Worst Day of the Year for S&P 500, Dow Jones; Brazil’s Ibovespa Leads LatAm Losses

Commodity prices continue to rise amid the possibility the U.S. will impose an oil-import ban on Russia

March 07, 2022 | 07:01 PM

A roundup of Monday’s stock market results from across the region

🗽 On Wall Street:

As fears grow over the impact that the war in Ukraine could have on economic growth and inflation, the U.S. stock markets began the week with losses, to the point that the S&P 500 closed with its worst performance so far this year.

The index lost 2.95%, the biggest decline since October 2020, while the Dow Jones Industrials gave up 2.37% and also had its worst day of the year.

Meanwhile, the Nasdaq Composite (CCMPDL) fell 3.62% and the Nasdaq 100, composed of leading technology stocks, sank 3.75%.


“The longer oil prices and inflation remain elevated, and thus threaten a premature demise of this economic expansion and bull market, the more investors will trim their exposure to stocks,” Sam Stovall, chief investment strategist at CFRA, wrote in a note.

New talks Monday between Ukrainian and Russian officials made only limited progress in negotiating a ceasefire, the government in Kiev said, while the United States, Germany, France and the United Kingdom discussed the possibility of implementing more sanctions against Russia.

🔑 The Day’s Key Developments:

Commodities prices continue to rise as the possibility grows that the United States will impose import restrictions on oil produced by Russia as the war in Ukraine enters its third week.


NATO members currently buy more than half of the 7.5 million barrels per day of crude oil and refined products that Russia exports.

In the first hours of trading Monday, oil prices rose above $130 per barrel and, although they later fell back to above $120, and the high price of commodities has set off alarm bells about the impact it could have on inflation.

In addition to oil, several metals are reaching maximum prices as a result of the conflict between Ukraine and Russia, as are certain foods and fuels. European gas, palladium, aluminum and wheat prices, among others, have been affected by the war.

Economists at Barclays (BCS) and JPMorganChase (JPM) are among those who have lowered global growth forecasts and raised them for consumer prices. Both expect expansion to be one percentage point lower and inflation to be one percentage point higher than their previous estimates.


📉 A Bad Day:

Brazil’s Ibovespa (IBOV), the main index of the largest stock exchange by market capitalization in Latin America, had the worst performance in the region, infected by the international mood in which none of the main stock exchanges registered gains, falling by 2.52%.

Investors are monitoring the war in Ukraine and the strong appreciation of raw materials worldwide.

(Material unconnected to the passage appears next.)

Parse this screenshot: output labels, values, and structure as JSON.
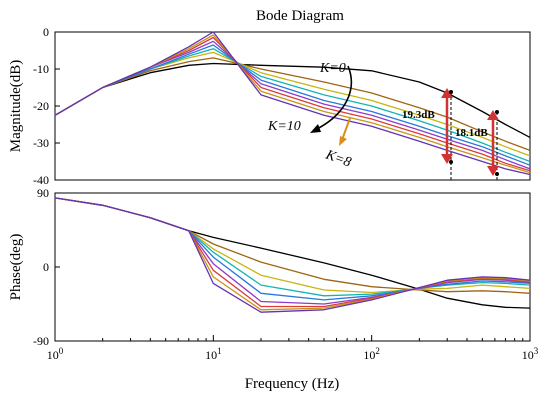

In addition, the performance of Petrobras’ common and preferred shares (PETR3; PETR4) weighed on the local performance.

According to information from Reuters, citing unidentified sources, the oil company is expected to request government approval this week to increase fuel prices at refineries. A small increase is expected, below international prices, two sources told the agency.


However, the government told Petrobras that it is considering temporarily reinstating fuel subsidies, used in 2018 by then-President Michel Temer, to absorb international volatility, a third person told Reuters, noting that the proposal has so far not been supported by the Economy Ministry, due to budget and spending constraints.

Mexico’s S&P BMV/IPC (MEXBOL) ended the session down 1.89%.

🍝 For the Dinner Table Debate:

The scene that had been foreseen some years ago in terms of women’s inclusion in the labor force amid the boom of the digital economy has been somewhat stymied by the effects of the Covid-19 pandemic, as many new jobs revolve around the digital economy, a sector in which women are not widely present.

Latin America has seen a nearly two-decade setback in women’s labor participation levels following the emergence of the virus, according to the Economic Commission for Latin America and the Caribbean (ECLAC). In addition, around 25 million women in the region were unemployed as of March of last year, according to the International Labor Organization (ILO).


According to IMF research, “women appear to be less endowed with some of the skills needed to thrive in the digital age”. Given the tasks they perform, an estimated 180 million women’s jobs globally are at high risk of being eliminated in the next 20 years.

Amid this scenario, organizations such as Girls in Tech and Laboratoria are among those helping to close the gap in the digital economy.